Сон был дурной, но дурные сны тускнеют, когда их рассказываешь. Однако мы его расскажем, иначе многое будет непонятно. Сперва ей приснилось лицо. Лицо это было смуглое, носатое и очень страшное – главным образом потому, что на нем запечатлелся страх. Рот был приоткрыт, глаза расширены, как расширяются они на секунду, когда ты ошеломлен; но ей почему-то стало ясно, что шок длится несколько часов. Потом она разглядела всего человека. Он скорчился в углу беленой каморки и, по-видимому, ждал чего-то ужасного. Наконец дверь отворилась и вошел другой человек, благообразный, с седой бородкой. Они стали разговаривать.
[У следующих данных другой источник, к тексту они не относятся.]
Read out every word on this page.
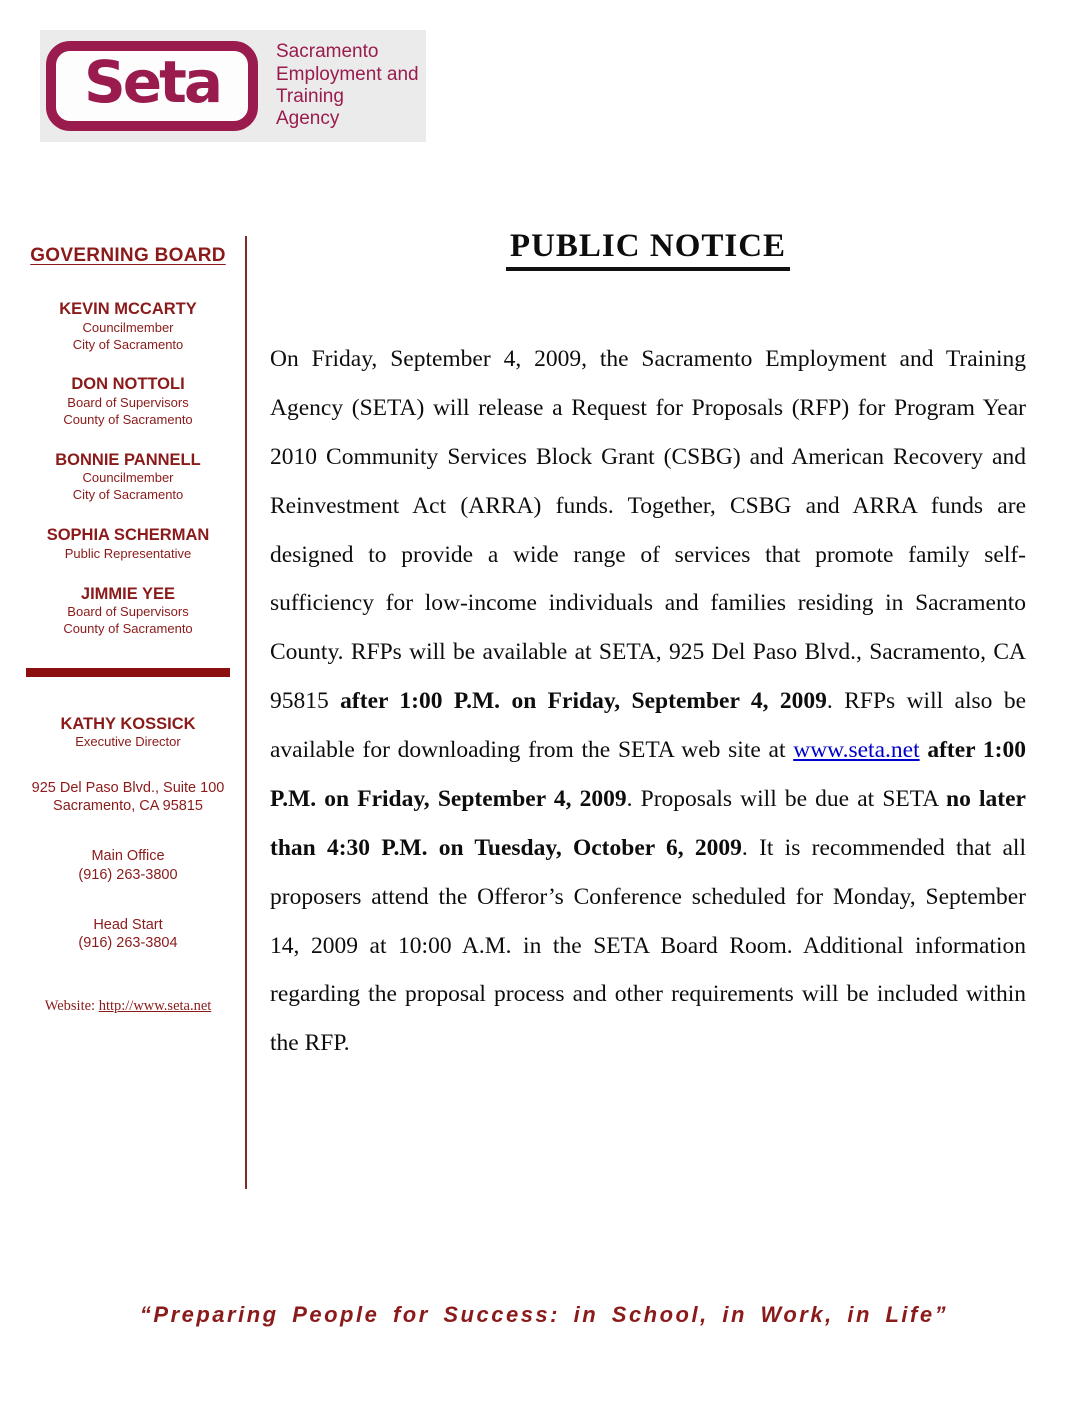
Seta	Sacramento
Employment and
Training
Agency
GOVERNING BOARD
KEVIN MCCARTY
Councilmember
City of Sacramento
DON NOTTOLI
Board of Supervisors
County of Sacramento
BONNIE PANNELL
Councilmember
City of Sacramento
SOPHIA SCHERMAN
Public Representative
JIMMIE YEE
Board of Supervisors
County of Sacramento
KATHY KOSSICK
Executive Director
925 Del Paso Blvd., Suite 100
Sacramento, CA 95815
Main Office
(916) 263-3800
Head Start
(916) 263-3804
Website: http://www.seta.net
PUBLIC NOTICE

On Friday, September 4, 2009, the Sacramento Employment and Training Agency (SETA) will release a Request for Proposals (RFP) for Program Year 2010 Community Services Block Grant (CSBG) and American Recovery and Reinvestment Act (ARRA) funds. Together, CSBG and ARRA funds are designed to provide a wide range of services that promote family self-sufficiency for low-income individuals and families residing in Sacramento County. RFPs will be available at SETA, 925 Del Paso Blvd., Sacramento, CA 95815 after 1:00 P.M. on Friday, September 4, 2009. RFPs will also be available for downloading from the SETA web site at www.seta.net after 1:00 P.M. on Friday, September 4, 2009. Proposals will be due at SETA no later than 4:30 P.M. on Tuesday, October 6, 2009. It is recommended that all proposers attend the Offeror’s Conference scheduled for Monday, September 14, 2009 at 10:00 A.M. in the SETA Board Room. Additional information regarding the proposal process and other requirements will be included within the RFP.

“Preparing People for Success: in School, in Work, in Life”
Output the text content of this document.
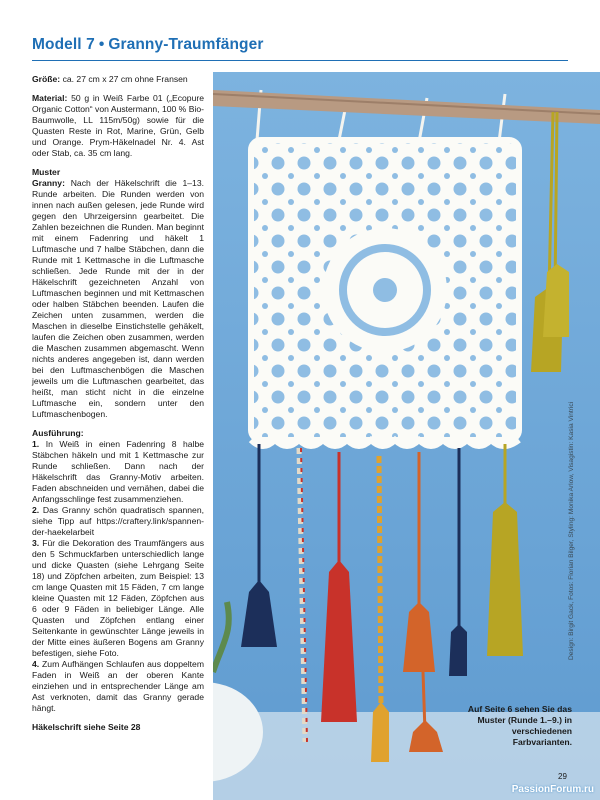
Modell 7 • Granny-Traumfänger

Größe: ca. 27 cm x 27 cm ohne Fransen

Material: 50 g in Weiß Farbe 01 („Ecopure Organic Cotton“ von Austermann, 100 % Bio-Baumwolle, LL 115m/50g) sowie für die Quasten Reste in Rot, Marine, Grün, Gelb und Orange. Prym-Häkelnadel Nr. 4. Ast oder Stab, ca. 35 cm lang.

Muster

Granny: Nach der Häkelschrift die 1–13. Runde arbeiten. Die Runden werden von innen nach außen gelesen, jede Runde wird gegen den Uhrzeigersinn gearbeitet. Die Zahlen bezeichnen die Runden. Man beginnt mit einem Fadenring und häkelt 1 Luftmasche und 7 halbe Stäbchen, dann die Runde mit 1 Kettmasche in die Luftmasche schließen. Jede Runde mit der in der Häkelschrift gezeichneten Anzahl von Luftmaschen beginnen und mit Kettmaschen oder halben Stäbchen beenden. Laufen die Zeichen unten zusammen, werden die Maschen in dieselbe Einstichstelle gehäkelt, laufen die Zeichen oben zusammen, werden die Maschen zusammen abgemascht. Wenn nichts anderes angegeben ist, dann werden bei den Luftmaschenbögen die Maschen jeweils um die Luftmaschen gearbeitet, das heißt, man sticht nicht in die einzelne Luftmasche ein, sondern unter den Luftmaschenbogen.

Ausführung:

1. In Weiß in einen Fadenring 8 halbe Stäbchen häkeln und mit 1 Kettmasche zur Runde schließen. Dann nach der Häkelschrift das Granny-Motiv arbeiten. Faden abschneiden und vernähen, dabei die Anfangsschlinge fest zusammenziehen.

2. Das Granny schön quadratisch spannen, siehe Tipp auf https://craftery.link/spannen-der-haekelarbeit

3. Für die Dekoration des Traumfängers aus den 5 Schmuckfarben unterschiedlich lange und dicke Quasten (siehe Lehrgang Seite 18) und Zöpfchen arbeiten, zum Beispiel: 13 cm lange Quasten mit 15 Fäden, 7 cm lange kleine Quasten mit 12 Fäden, Zöpfchen aus 6 oder 9 Fäden in beliebiger Länge. Alle Quasten und Zöpfchen entlang einer Seitenkante in gewünschter Länge jeweils in der Mitte eines äußeren Bogens am Granny befestigen, siehe Foto.

4. Zum Aufhängen Schlaufen aus doppeltem Faden in Weiß an der oberen Kante einziehen und in entsprechender Länge am Ast verknoten, damit das Granny gerade hängt.

Häkelschrift siehe Seite 28

Design: Birgit Gack, Fotos: Florian Bilger, Styling: Monika Arlow, Visagistin: Kasia Vintrici
Auf Seite 6 sehen Sie das Muster (Runde 1.–9.) in verschiedenen Farbvarianten.
29
PassionForum.ru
Раньше Джейн не понимала, что говорят люди в ее снах, или просто не слышала. Сейчас она слышала, но почти ничего не понимала, потому что говорили они по-французски, и это придавало сну особую достоверность. Второй человек сказал первому что-то хорошее, и тот оживился и воскликнул: «Tiens… ah… ça marche»,
[25] но потом как-то поджался. Второй тем не менее убеждал его настойчиво и тихо. Он был недурен собой, хотя и холодноват, но в пенсне его отражалась лампочка, и глаз она не разглядела. Кроме того, у него были слишком безупречные зубы. Джейн он не понравился. Особенно ей не нравилось, что он мучает первого. Она не понимала, что он предлагает, но как-то догадалась, что первый приговорен к смерти и предложения эти пугают его больше, чем казнь. Тут сон утратил свой реализм и превратился в обычный кошмар. Второй поправил пенсне и, холодно улыбаясь, схватил первого за голову обеими руками. Он резко повернул ее (Джейн видела прошлым летом, что так снимают шлем с водолаза), открутил и унес. Потом все смешалось. Появилась другая голова, со струящейся бородой, вся в земле. За ней появилось и тело, какой-то старик, похожий на друида. Его откуда-то выкапывали. Сперва Джейн не испугалась, резонно предположив, что он мертвый; но он зашевелился.
«Не надо! – крикнула она во сне. – Он живой! Вы его разбудите!»
Но они ей не вняли. Старик присел и заговорил как будто бы по-испански. Это испугало ее так сильно, что она проснулась.
Такой был ее сон – не лучше, но и не хуже многих дурных снов. Однако, увидев газетное фото, Джейн быстро опустилась в кресло, чтобы не упасть. Комната поплыла. Голова была та самая, первая, не старика – узника. Джейн с трудом взяла газету и прочитала: «Казнь Алькасана» – крупными буквами, а ниже, помельче: «Ученый-женоубийца гильотинирован». Что-то она об этом слышала, Алькасан, француз из алжирцев, известный физик, отравил свою жену. Значит, вот откуда сон, она видела вечером это ужасное лицо. Нет, не получается, газета утренняя. Ну, значит, видела раньше и забыла, ведь суд начался несколько недель назад. Займемся Донном. Что там у него? А, неясные строки в конце «Алхимии любви»:
Не жди ума от женщин; им пристали
Заботливость и скромность, что пленяли
Нас в матери…
«“Не жди ума…” Ждет ли его хоть один мужчина? Ах, не в этом дело, надо сосредоточиться, – сказала себе Джейн и тут же подумала: – Видела я раньше эту фотографию?»